Five years after refashioning their science curriculum to move physics to the first year of high school, San Diego district officials have retreated from that approach in the wake of complaints from parents and teachers.
The San Diego school board voted 3-2 last month to drop a requirement that students take a physics course in 9th grade, followed by chemistry and then biology. That course schedule, first implemented in fall 2002, marked a reversal of the traditional lineup in American schools, in which biology comes first, then chemistry and physics.
Backers of the physics-first approach argue that it makes sense from a scientific standpoint.

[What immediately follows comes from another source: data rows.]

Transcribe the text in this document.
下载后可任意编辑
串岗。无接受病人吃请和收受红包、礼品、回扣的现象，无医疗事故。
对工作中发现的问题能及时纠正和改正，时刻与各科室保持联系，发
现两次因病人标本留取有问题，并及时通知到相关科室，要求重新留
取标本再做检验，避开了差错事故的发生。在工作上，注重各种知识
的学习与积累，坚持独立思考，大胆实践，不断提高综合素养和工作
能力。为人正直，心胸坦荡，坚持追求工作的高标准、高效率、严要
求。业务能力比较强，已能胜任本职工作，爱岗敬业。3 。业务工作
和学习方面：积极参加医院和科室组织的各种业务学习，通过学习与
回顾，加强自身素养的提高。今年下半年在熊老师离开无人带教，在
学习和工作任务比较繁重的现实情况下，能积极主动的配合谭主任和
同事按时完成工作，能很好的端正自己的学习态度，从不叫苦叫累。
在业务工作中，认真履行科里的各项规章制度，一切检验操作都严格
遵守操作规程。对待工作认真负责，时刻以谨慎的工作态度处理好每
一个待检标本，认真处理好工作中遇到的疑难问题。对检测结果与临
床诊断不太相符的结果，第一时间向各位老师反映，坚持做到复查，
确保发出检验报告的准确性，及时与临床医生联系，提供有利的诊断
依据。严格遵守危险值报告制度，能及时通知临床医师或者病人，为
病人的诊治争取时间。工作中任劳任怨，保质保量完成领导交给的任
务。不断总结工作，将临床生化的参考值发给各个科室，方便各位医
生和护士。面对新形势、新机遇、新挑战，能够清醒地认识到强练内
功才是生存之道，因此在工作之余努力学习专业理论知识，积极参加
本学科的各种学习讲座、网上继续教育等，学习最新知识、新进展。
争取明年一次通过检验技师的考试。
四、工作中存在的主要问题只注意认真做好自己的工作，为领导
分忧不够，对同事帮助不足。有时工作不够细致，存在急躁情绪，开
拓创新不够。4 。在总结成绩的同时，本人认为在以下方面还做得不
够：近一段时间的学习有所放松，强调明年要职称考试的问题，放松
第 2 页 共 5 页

A true understanding of chemistry requires knowledge of physics, they say, and likewise, much of biology turns on chemistry.

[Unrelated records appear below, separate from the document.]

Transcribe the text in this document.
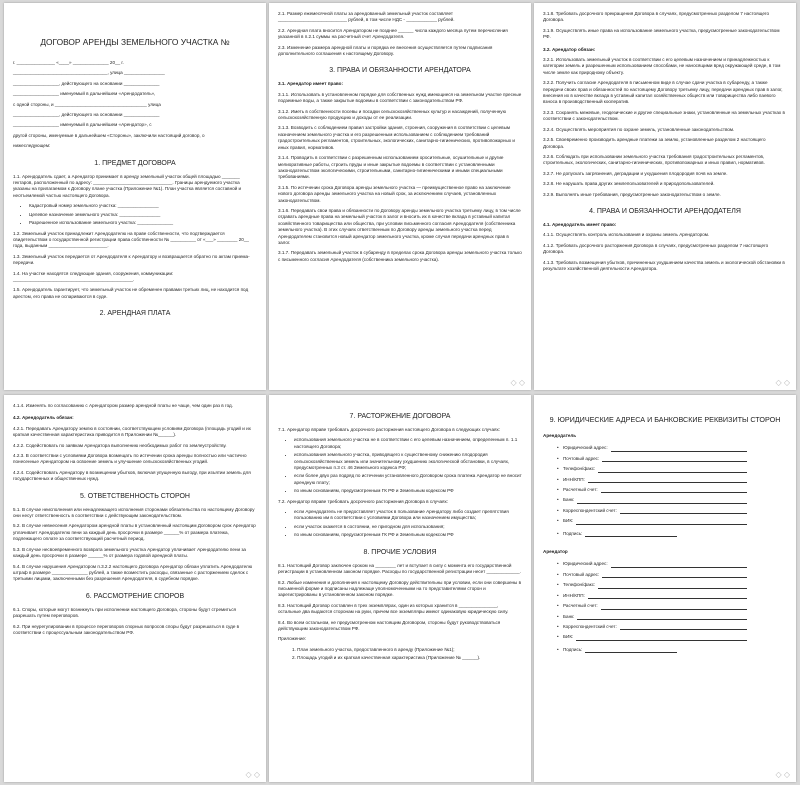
ДОГОВОР АРЕНДЫ ЗЕМЕЛЬНОГО УЧАСТКА №
г. _______________ «____» ______________ 20__ г.
_____________________________________, улица ________________
__________________, действующего на основании ______________
__________________ именуемый в дальнейшем «Арендодатель»,
с одной стороны, и ____________________________________ улица
__________________, действующего на основании ______________
__________________ именуемый в дальнейшем «Арендатор», с
другой стороны, именуемые в дальнейшем «Стороны», заключили настоящий договор, о
нижеследующем:
1. ПРЕДМЕТ ДОГОВОРА
1.1. Арендодатель сдает, а Арендатор принимает в аренду земельный участок общей площадью _______ гектаров, расположенный по адресу: _______________________________. Границы арендуемого участка указаны на прилагаемом к Договору плане участка (Приложение №1). План участка является составной и неотъемлемой частью настоящего Договора.
• Кадастровый номер земельного участка: ________________
• Целевое назначение земельного участка: ________________
• Разрешенное использование земельного участка: ______________
1.2. Земельный участок принадлежит Арендодателю на праве собственности, что подтверждается свидетельством о государственной регистрации права собственности № __________ от «___» ________ 20__ года, выданным _______________________.
1.3. Земельный участок передается от Арендодателя к Арендатору и возвращается обратно по актам приема-передачи.
1.4. На участке находятся следующие здания, сооружения, коммуникации: _______________________________________________.
1.5. Арендодатель гарантирует, что земельный участок не обременен правами третьих лиц, не находится под арестом, его права не оспариваются в суде.
2. АРЕНДНАЯ ПЛАТА
2.1. Размер ежемесячной платы за арендованный земельный участок составляет ___________________________ рублей, в том числе НДС - ____________ рублей.
2.2. Арендная плата вносится Арендатором не позднее ______ числа каждого месяца путем перечисления указанной в п.2.1 суммы на расчетный счет Арендодателя.
2.3. Изменение размера арендной платы и порядка ее внесения осуществляется путем подписания дополнительного соглашения к настоящему Договору.
3. ПРАВА И ОБЯЗАННОСТИ АРЕНДАТОРА
3.1. Арендатор имеет право:
3.1.1. Использовать в установленном порядке для собственных нужд имеющиеся на земельном участке пресные подземные воды, а также закрытые водоемы в соответствии с законодательством РФ.
3.1.2. Иметь в собственности посевы и посадки сельскохозяйственных культур и насаждений, полученную сельскохозяйственную продукцию и доходы от ее реализации.
3.1.3. Возводить с соблюдением правил застройки здания, строения, сооружения в соответствии с целевым назначением земельного участка и его разрешенным использованием с соблюдением требований градостроительных регламентов, строительных, экологических, санитарно-гигиенических, противопожарных и иных правил, нормативов.
3.1.4. Проводить в соответствии с разрешенным использованием оросительные, осушительные и другие мелиоративные работы, строить пруды и иные закрытые водоемы в соответствии с установленными законодательством экологическими, строительными, санитарно-гигиеническими и иными специальными требованиями.
3.1.5. По истечении срока Договора аренды земельного участка — преимущественное право на заключение нового договора аренды земельного участка на новый срок, за исключением случаев, установленных законодательством.
3.1.6. Передавать свои права и обязанности по Договору аренды земельного участка третьему лицу, в том числе отдавать арендные права на земельный участок в залог и вносить их в качестве вклада в уставный капитал хозяйственного товарищества или общества, при условии письменного согласия Арендодателя (собственника земельного участка). В этих случаях ответственным по Договору аренды земельного участка перед Арендодателем становится новый арендатор земельного участка, кроме случая передачи арендных прав в залог.
3.1.7. Передавать земельный участок в субаренду в пределах срока Договора аренды земельного участка только с письменного согласия Арендодателя (собственника земельного участка).
◇ ◇
3.1.8. Требовать досрочного прекращения Договора в случаях, предусмотренных разделом 7 настоящего Договора.
3.1.9. Осуществлять иные права на использование земельного участка, предусмотренные законодательством РФ.
3.2. Арендатор обязан:
3.2.1. Использовать земельный участок в соответствии с его целевым назначением и принадлежностью к категории земель и разрешенным использованием способами, не наносящими вред окружающей среде, в том числе земле как природному объекту.
3.2.2. Получить согласие Арендодателя в письменном виде в случае сдачи участка в субаренду, а также передачи своих прав и обязанностей по настоящему Договору третьему лицу, передачи арендных прав в залог, внесения их в качестве вклада в уставный капитал хозяйственных обществ или товарищества либо паевого взноса в производственный кооператив.
3.2.3. Сохранять межевые, геодезические и другие специальные знаки, установленные на земельных участках в соответствии с законодательством.
3.2.4. Осуществлять мероприятия по охране земель, установленные законодательством.
3.2.5. Своевременно производить арендные платежи за землю, установленные разделом 2 настоящего Договора.
3.2.6. Соблюдать при использовании земельного участка требования градостроительных регламентов, строительных, экологических, санитарно-гигиенических, противопожарных и иных правил, нормативов.
3.2.7. Не допускать загрязнения, деградации и ухудшения плодородия почв на земле.
3.2.8. Не нарушать права других землепользователей и природопользователей.
3.2.9. Выполнять иные требования, предусмотренные законодательством о земле.
4. ПРАВА И ОБЯЗАННОСТИ АРЕНДОДАТЕЛЯ
4.1. Арендодатель имеет право:
4.1.1. Осуществлять контроль использования и охраны земель Арендатором.
4.1.2. Требовать досрочного расторжения Договора в случаях, предусмотренных разделом 7 настоящего Договора.
4.1.3. Требовать возмещения убытков, причиненных ухудшением качества земель и экологической обстановки в результате хозяйственной деятельности Арендатора.
◇ ◇
4.1.4. Изменять по согласованию с Арендатором размер арендной платы не чаще, чем один раз в год.
4.2. Арендодатель обязан:
4.2.1. Передавать Арендатору землю в состоянии, соответствующем условиям Договора (площадь угодий и их краткая качественная характеристика приводится в Приложении №______).
4.2.2. Содействовать по заявкам Арендатора выполнению необходимых работ по землеустройству.
4.2.3. В соответствии с условиями Договора возмещать по истечении срока аренды полностью или частично понесенные Арендатором на освоение земель и улучшение сельскохозяйственных угодий.
4.2.4. Содействовать Арендатору в возмещении убытков, включая упущенную выгоду, при изъятии земель для государственных и общественных нужд.
5. ОТВЕТСТВЕННОСТЬ СТОРОН
5.1. В случае неисполнения или ненадлежащего исполнения сторонами обязательства по настоящему Договору они несут ответственность в соответствии с действующим законодательством.
5.2. В случае невнесения Арендатором арендной платы в установленный настоящим Договором срок Арендатор уплачивает Арендодателю пени за каждый день просрочки в размере ______% от размера платежа, подлежащего оплате за соответствующий расчетный период.
5.3. В случае несвоевременного возврата земельного участка Арендатор уплачивает Арендодателю пени за каждый день просрочки в размере ______% от размера годовой арендной платы.
5.4. В случае нарушения Арендатором п.3.2.2 настоящего Договора Арендатор обязан уплатить Арендодателю штраф в размере ______________ рублей, а также возместить расходы, связанные с расторжением сделок с третьими лицами, заключенными без разрешения Арендодателя, в судебном порядке.
6. РАССМОТРЕНИЕ СПОРОВ
6.1. Споры, которые могут возникнуть при исполнении настоящего Договора, стороны будут стремиться разрешать путем переговоров.
6.2. При неурегулировании в процессе переговоров спорных вопросов споры будут разрешаться в суде в соответствии с процессуальным законодательством РФ.
◇ ◇
7. РАСТОРЖЕНИЕ ДОГОВОРА
7.1. Арендатор вправе требовать досрочного расторжения настоящего Договора в следующих случаях:
• использования земельного участка не в соответствии с его целевым назначением, определенным п. 1.1 настоящего Договора;
• использования земельного участка, приводящего к существенному снижению плодородия сельскохозяйственных земель или значительному ухудшению экологической обстановки, в случаях, предусмотренных п.3 ст. 46 Земельного кодекса РФ;
• если более двух раз подряд по истечении установленного Договором срока платежа Арендатор не вносит арендную плату;
• по иным основаниям, предусмотренным ГК РФ и Земельным кодексом РФ
7.2. Арендатор вправе требовать досрочного расторжения Договора в случаях:
• если Арендодатель не предоставляет участок в пользование Арендатору либо создает препятствия пользованию им в соответствии с условиями Договора или назначением имущества;
• если участок окажется в состоянии, не пригодном для использования;
• по иным основаниям, предусмотренным ГК РФ и Земельным кодексом РФ
8. ПРОЧИЕ УСЛОВИЯ
8.1. Настоящий Договор заключен сроком на ________ лет и вступает в силу с момента его государственной регистрации в установленном законом порядке. Расходы по государственной регистрации несет _____________.
8.2. Любые изменения и дополнения к настоящему Договору действительны при условии, если они совершены в письменной форме и подписаны надлежаще уполномоченными на то представителями сторон и зарегистрированы в установленном законом порядке.
8.3. Настоящий Договор составлен в трех экземплярах, один из которых хранится в _______________, остальные два выдаются сторонам на руки, причем все экземпляры имеют одинаковую юридическую силу.
8.4. Во всем остальном, не предусмотренном настоящим Договором, стороны будут руководствоваться действующим законодательством РФ.
Приложение:
1. План земельного участка, предоставленного в аренду (Приложение №1);
2. Площадь угодий и их краткая качественная характеристика (Приложение № ______).
9. ЮРИДИЧЕСКИЕ АДРЕСА И БАНКОВСКИЕ РЕКВИЗИТЫ СТОРОН
Арендодатель
• Юридический адрес:
• Почтовый адрес:
• Телефон/факс:
• ИНН/КПП:
• Расчетный счет:
• Банк:
• Корреспондентский счет:
• БИК:
• Подпись:
Арендатор
• Юридический адрес:
• Почтовый адрес:
• Телефон/факс:
• ИНН/КПП:
• Расчетный счет:
• Банк:
• Корреспондентский счет:
• БИК:
• Подпись:
◇ ◇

But parents and others in the 132,000-student San Diego system said the math required in the freshman physics course was too difficult for many students, according to district spokesman Steven Baratte. Other critics, by contrast, said the course’s curriculum, known as Active Physics, presented watered-down science.
With the board’s action, Mr. Baratte said, students will be required to take three science courses to earn a diploma: physical science, which could be physics or chemistry; biology; and an elective. He believes individual schools will be free to set the sequence of those courses, but district administrators are still clarifying the board’s exact intent.
‘Revolutions Come Hard’
Leon M. Lederman, a Nobel Prize winner in physics and longtime supporter of the physics-first approach, said he was disappointed by the decision. But he predicted that interest in teaching physics in 9th grade—which he believes is occurring in about 1,000 schools nationwide today—would grow.
Mr. Lederman said teaching biology in the first year of high school wrongly encourages students to memorize facts without gaining an understanding of underlying scientific thinking and concepts. San Diego officials, he added, had not given the new approach enough time.
“They couldn’t take the growing pains of the revolution,” Mr. Lederman said. “Revolutions come hard.”